RuntimeError: Optimizer config for 'xyz' not found in config file.

chensh1127 commented 6 months ago

I have resolved this issue with your guidance, #(https://github.com/WU-CVGL/BAD-Gaussians/issues/5) but encountered a new problem when running the code. I run the code ns-train bad-gaussians --data /path/my/data/ --pipeline.model.camera-optimizer.mode "cubic" --vis viewer+tensorboard nerfstudio-data --eval_mode "all" --downscale_factor 4

and the bug is: RuntimeError: Optimizer config for 'xyz' not found in config file. Make sure you specify an optimizer for each parameter group. Provided configs were: dict_keys(['means', 'features_dc', 'features_rest', 'opacities', 'scales', 'quats', 'camera_opt'])

Did my training fail?

then I run the code : [ns-viewer --load-config /path/outputs/data/config.yml. the bug is ─────────────────────────────────────────────────────── Error No checkpoint directory found at outputs/blurtanabata/data/nerfstudio_models,
Please make sure the checkpoint exists, they should be generated periodically during training

"Did I miss a step? Why are there no checkpoints?"
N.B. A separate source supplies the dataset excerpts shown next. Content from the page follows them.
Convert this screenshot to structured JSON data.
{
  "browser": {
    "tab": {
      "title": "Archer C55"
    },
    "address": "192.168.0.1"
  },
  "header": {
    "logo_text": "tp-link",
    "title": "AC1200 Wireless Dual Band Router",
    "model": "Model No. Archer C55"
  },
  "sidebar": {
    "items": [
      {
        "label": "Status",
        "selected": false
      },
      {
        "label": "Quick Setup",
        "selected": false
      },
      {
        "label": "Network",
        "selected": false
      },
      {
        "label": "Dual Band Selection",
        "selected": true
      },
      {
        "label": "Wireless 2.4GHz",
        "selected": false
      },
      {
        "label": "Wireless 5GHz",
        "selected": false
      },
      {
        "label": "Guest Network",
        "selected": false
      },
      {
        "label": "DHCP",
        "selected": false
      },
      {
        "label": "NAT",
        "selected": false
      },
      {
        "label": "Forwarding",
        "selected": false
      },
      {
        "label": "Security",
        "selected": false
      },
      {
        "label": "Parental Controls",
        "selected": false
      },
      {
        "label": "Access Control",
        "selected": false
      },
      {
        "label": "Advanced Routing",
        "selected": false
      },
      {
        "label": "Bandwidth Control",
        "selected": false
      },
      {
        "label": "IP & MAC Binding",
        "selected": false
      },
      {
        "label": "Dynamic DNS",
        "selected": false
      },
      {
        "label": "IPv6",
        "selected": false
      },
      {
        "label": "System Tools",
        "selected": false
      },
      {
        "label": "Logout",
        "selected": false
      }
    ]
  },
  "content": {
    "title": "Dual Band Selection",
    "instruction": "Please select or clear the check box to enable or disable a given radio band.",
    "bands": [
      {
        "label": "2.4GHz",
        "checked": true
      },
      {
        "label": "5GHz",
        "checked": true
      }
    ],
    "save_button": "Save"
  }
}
LingzheZhao commented 6 months ago

Hi, the training is failed indeed. In a previous issue (#2), I upgraded the parameter names in BAD-Gaussians following the nerfstudio upstream (https://github.com/nerfstudio-project/nerfstudio/pull/2946/files), so you need to install the latest nerfstudio: (FYI, recently I updated the docs with nerfstudio installation here)

# install nerfstudio!
git clone https://github.com/nerfstudio-project/nerfstudio
cd nerfstudio
pip install --upgrade pip setuptools
pip install -e .

and this may overwrite the gsplat (in issue #2), thus we also reinstall it:

# make sure old version is uninstalled
pip uninstall gsplat
# install the forked version with camera pose gradient enabled
pip install git+https://github.com/LingzheZhao/gsplat

chensh1127 commented 6 months ago

sorry. My nerfstudio environment has been stuck in the failed compilation of tinycudann. So I haven't had a chance to go through the entire process again.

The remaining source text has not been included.